Campaigners bidding to halt a planned road near Stonehenge have begun their latest legal challenge at the Court of Appeal.
Save Stonehenge World Heritage Site (SSWHS) previously brought a challenge over proposals to build a two-mile tunnel near the Salisbury landmark to overhaul eight miles of the A303 from Amesbury to Berwick Down.
In a ruling earlier this year, Mr Justice Holgate dismissed the campaigners’ bid to overturn that decision, finding most parts of their case “unarguable”.
SSWHS is now bringing an appeal against this decision at the Court of Appeal in London.
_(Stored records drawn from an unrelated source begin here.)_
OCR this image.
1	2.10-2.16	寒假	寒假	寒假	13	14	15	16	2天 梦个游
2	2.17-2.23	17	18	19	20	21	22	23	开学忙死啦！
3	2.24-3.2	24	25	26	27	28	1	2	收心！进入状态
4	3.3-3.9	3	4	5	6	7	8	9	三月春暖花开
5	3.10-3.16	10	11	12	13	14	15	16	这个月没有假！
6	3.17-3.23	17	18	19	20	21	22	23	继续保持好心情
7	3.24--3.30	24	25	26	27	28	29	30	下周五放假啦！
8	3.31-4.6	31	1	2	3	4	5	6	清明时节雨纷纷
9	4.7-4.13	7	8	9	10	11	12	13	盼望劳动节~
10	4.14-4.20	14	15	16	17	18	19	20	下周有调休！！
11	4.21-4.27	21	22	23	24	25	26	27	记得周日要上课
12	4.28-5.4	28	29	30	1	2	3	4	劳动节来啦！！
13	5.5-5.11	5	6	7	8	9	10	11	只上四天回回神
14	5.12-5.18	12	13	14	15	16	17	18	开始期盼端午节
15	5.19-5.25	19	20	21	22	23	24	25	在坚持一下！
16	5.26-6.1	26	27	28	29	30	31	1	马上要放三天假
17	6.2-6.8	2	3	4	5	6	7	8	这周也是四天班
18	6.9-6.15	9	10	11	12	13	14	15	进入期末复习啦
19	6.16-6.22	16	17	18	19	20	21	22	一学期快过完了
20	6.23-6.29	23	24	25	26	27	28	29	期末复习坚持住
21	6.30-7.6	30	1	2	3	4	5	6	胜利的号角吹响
In written submissions for the group, David Wolfe KC said the approval for the development in July 2023 by Huw Merriman, then Minister of State for Rail and HS2, breached a duty to act fairly.
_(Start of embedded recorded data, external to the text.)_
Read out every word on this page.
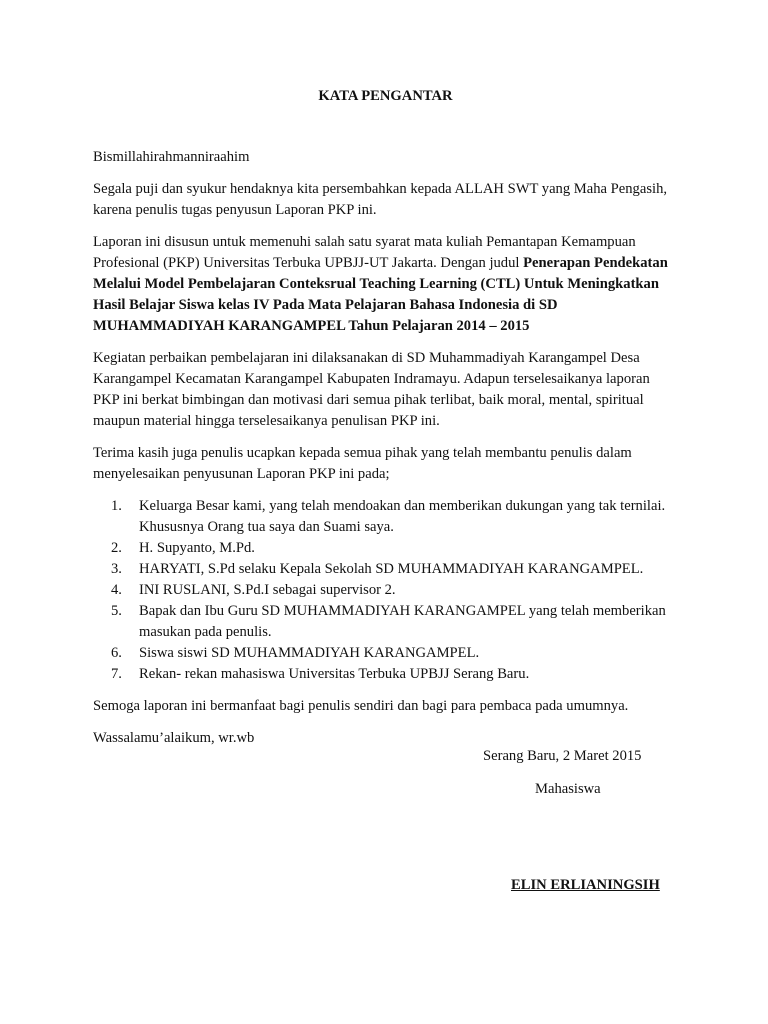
KATA PENGANTAR

Bismillahirahmanniraahim

Segala puji dan syukur hendaknya kita persembahkan kepada ALLAH SWT yang Maha Pengasih, karena penulis tugas penyusun Laporan PKP ini.

Laporan ini disusun untuk memenuhi salah satu syarat mata kuliah Pemantapan Kemampuan Profesional (PKP) Universitas Terbuka UPBJJ-UT Jakarta. Dengan judul Penerapan Pendekatan Melalui Model Pembelajaran Conteksrual Teaching Learning (CTL) Untuk Meningkatkan Hasil Belajar Siswa kelas IV Pada Mata Pelajaran Bahasa Indonesia di SD MUHAMMADIYAH KARANGAMPEL Tahun Pelajaran 2014 – 2015

Kegiatan perbaikan pembelajaran ini dilaksanakan di SD Muhammadiyah Karangampel Desa Karangampel Kecamatan Karangampel Kabupaten Indramayu. Adapun terselesaikanya laporan PKP ini berkat bimbingan dan motivasi dari semua pihak terlibat, baik moral, mental, spiritual maupun material hingga terselesaikanya penulisan PKP ini.

Terima kasih juga penulis ucapkan kepada semua pihak yang telah membantu penulis dalam menyelesaikan penyusunan Laporan PKP ini pada;

1. Keluarga Besar kami, yang telah mendoakan dan memberikan dukungan yang tak ternilai. Khususnya Orang tua saya dan Suami saya.
2. H. Supyanto, M.Pd.
3. HARYATI, S.Pd selaku Kepala Sekolah SD MUHAMMADIYAH KARANGAMPEL.
4. INI RUSLANI, S.Pd.I sebagai supervisor 2.
5. Bapak dan Ibu Guru SD MUHAMMADIYAH KARANGAMPEL yang telah memberikan masukan pada penulis.
6. Siswa siswi SD MUHAMMADIYAH KARANGAMPEL.
7. Rekan- rekan mahasiswa Universitas Terbuka UPBJJ Serang Baru.

Semoga laporan ini bermanfaat bagi penulis sendiri dan bagi para pembaca pada umumnya.

Wassalamu’alaikum, wr.wb

Serang Baru, 2 Maret 2015
Mahasiswa
ELIN ERLIANINGSIH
He told the Court of Appeal that the then-minister wrongly gave no consideration to the “risk of Stonehenge being delisted” as a World Heritage Site.
He also failed to take the Carbon Budget Delivery Plan and the Net Zero Growth Plan into his deliberations, Mr Wolfe said.
Mr Wolfe continued in written submissions: “(Mr Merriman)’s approach to environmental impact assessment was unlawful in relation to the cumulative effect of greenhouse gas emissions from the development consent scheme and other committed road schemes.”
The Department for Transport is defending the appeal.
James Strachan KC, for the department, said in written submissions that Mr Merriman “was not provided with any” summary of representations from SSWHS “nor even with a summary of National Highways’ position” on the site’s preferred route.
Mr Merriman “was provided with no further advice on this issue” of harm to Stonehenge, Mr Strachan added.
The barrister continued: “It was irrational not to specify the assets and consider the level of harm where the minister was purportedly comparing the heritage impacts of two schemes.“
Previously, the National Highways’ plan was quashed by the High Court in July 2021, due to concerns about the environmental impact on the site.
However, two years later the tunnel was approved by the Department for Transport.
National Highways has previously said its plan for the tunnel will remove the sight and sound of traffic passing the site and cut journey times.
The hearing before Sir Keith Lindblom, Lord Justice Lewis and Lord Justice Stuart-Smith is expected to conclude on Tuesday with a decision expected in writing at a later date.